The Wheelhouse is up next — we’re getting super close to the fest and we’re excited to meet everyone! Hope you are too 🙂
Kindly give us a short description of yourself and the work you do.
Lauren Melissa writes zines about being a queer, fat, intersectional fem(me)inist. Aus Bahadur is a queer, brown, intersectional feminist who tries to make art about survival, mental health, and the encroaching doom that awaits us all. Together they run The Wheelhouse – a Toronto-based supporting resource with an intersectional approach to social justice.
(we are going to tag-team the rest of this interview, like tough lady wrestlers)
How did you get introduced to zines? Were you influenced by anyone?
Lauren: I started attending zine fairs before I got the courage to make one – I think the Toronto Queer Zine Fair was one of my first experiences and I fell in love with all of the awesome art and writing! I actually picked up a zine that had a drawing of Aus in it (this was at the beginning of our clumsy/nerdy courtship and I totally used it as an excuse to send him a message). He’s the one who actually convinced me that I could make my own zines and I debuted the first issue of BigFatFemme at the Philly Feminist Zine Fest in 2014 (by debuted, I mean we spent most of the day at Staples and made it to the fest for the last hour, but whatever, I call it a win!). The night before, our friend Khristina handed me a bone folder and I no idea what it was (now I’m slightly more cool and know what it’s for but still haven’t used one).

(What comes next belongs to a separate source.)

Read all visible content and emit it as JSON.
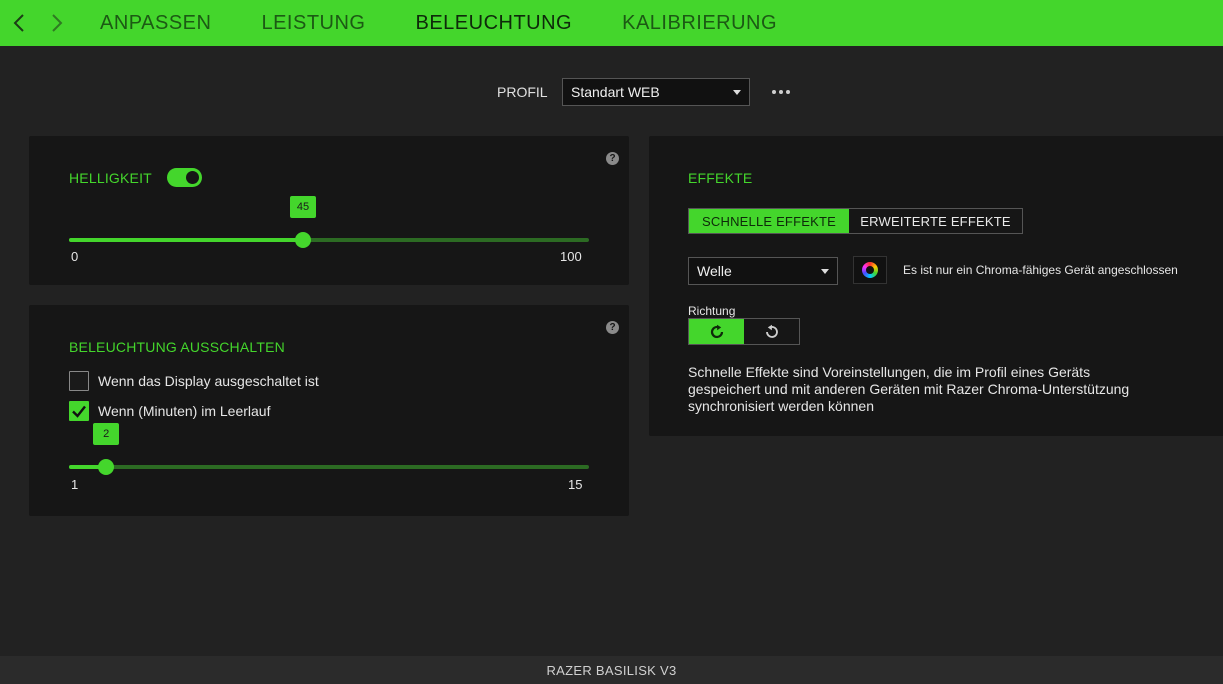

What does it mean to do “feminist zine-making”? Does feminism appear in your work (explicitly or implicitly)?
Aus: In the words of someone far more eloquent (bell hooks), “Individuals who fight for the eradication of sexism, without struggles to end racism or classism undermine their own efforts. Individuals who fight for the eradication of racism or classism, while supporting sexist oppression are helping to maintain the cultural basis of all forms of group oppression.” The art we create challenges not only gender-based oppression but also the racist and classist structures that limit us as individuals and as a community. Our feminism moves beyond a single issue framework because the issues of the marginalized are complex and interwoven.
What is your favorite zine or piece of mail art? Do you like any specific style/part of a zine?
Lauren: I am a big fan of perzines – they hit me right in the feels and make me think deep thoughts. Some of my favourite zines are Motor City Kitty By Brianna Dearest, Tributaries by JC, What to Keep, What to Give Away by Khristina Acosta, Sea Witch by Clementine Morrigan, Radical Domesticity by Emma Karin Eriksson, My Anxiety, My Lover by Joyce Hatton and SO MUCH MORE!
Also, one time I got a zine where the artist (Melanie Gillman) used duct tape to bind it and I fell in love – I’m a big fan of fancy duct tape and now that’s how I finish off my copies of Fat Babes to Make You Smile 🙂
If you could sum up your zinester life in a kitchen appliance, what appliance would it be?
Aus: a solid metal, vintage, hand cranked egg beater (like my mom used to have) because it’s practical, reliable, sometimes messy, and stylish as fuck.
Finally, who are some of the other zinesters you’re excited to see at this year’s feminist zine fest?
We’re excited to see all of our zine pals (JC, Sarah Sawyers-Lovett, Emma Karin Eriksson, Joyce Hatton, Nicole Harring, Elvis Wolf) and make a bunch of new ones!!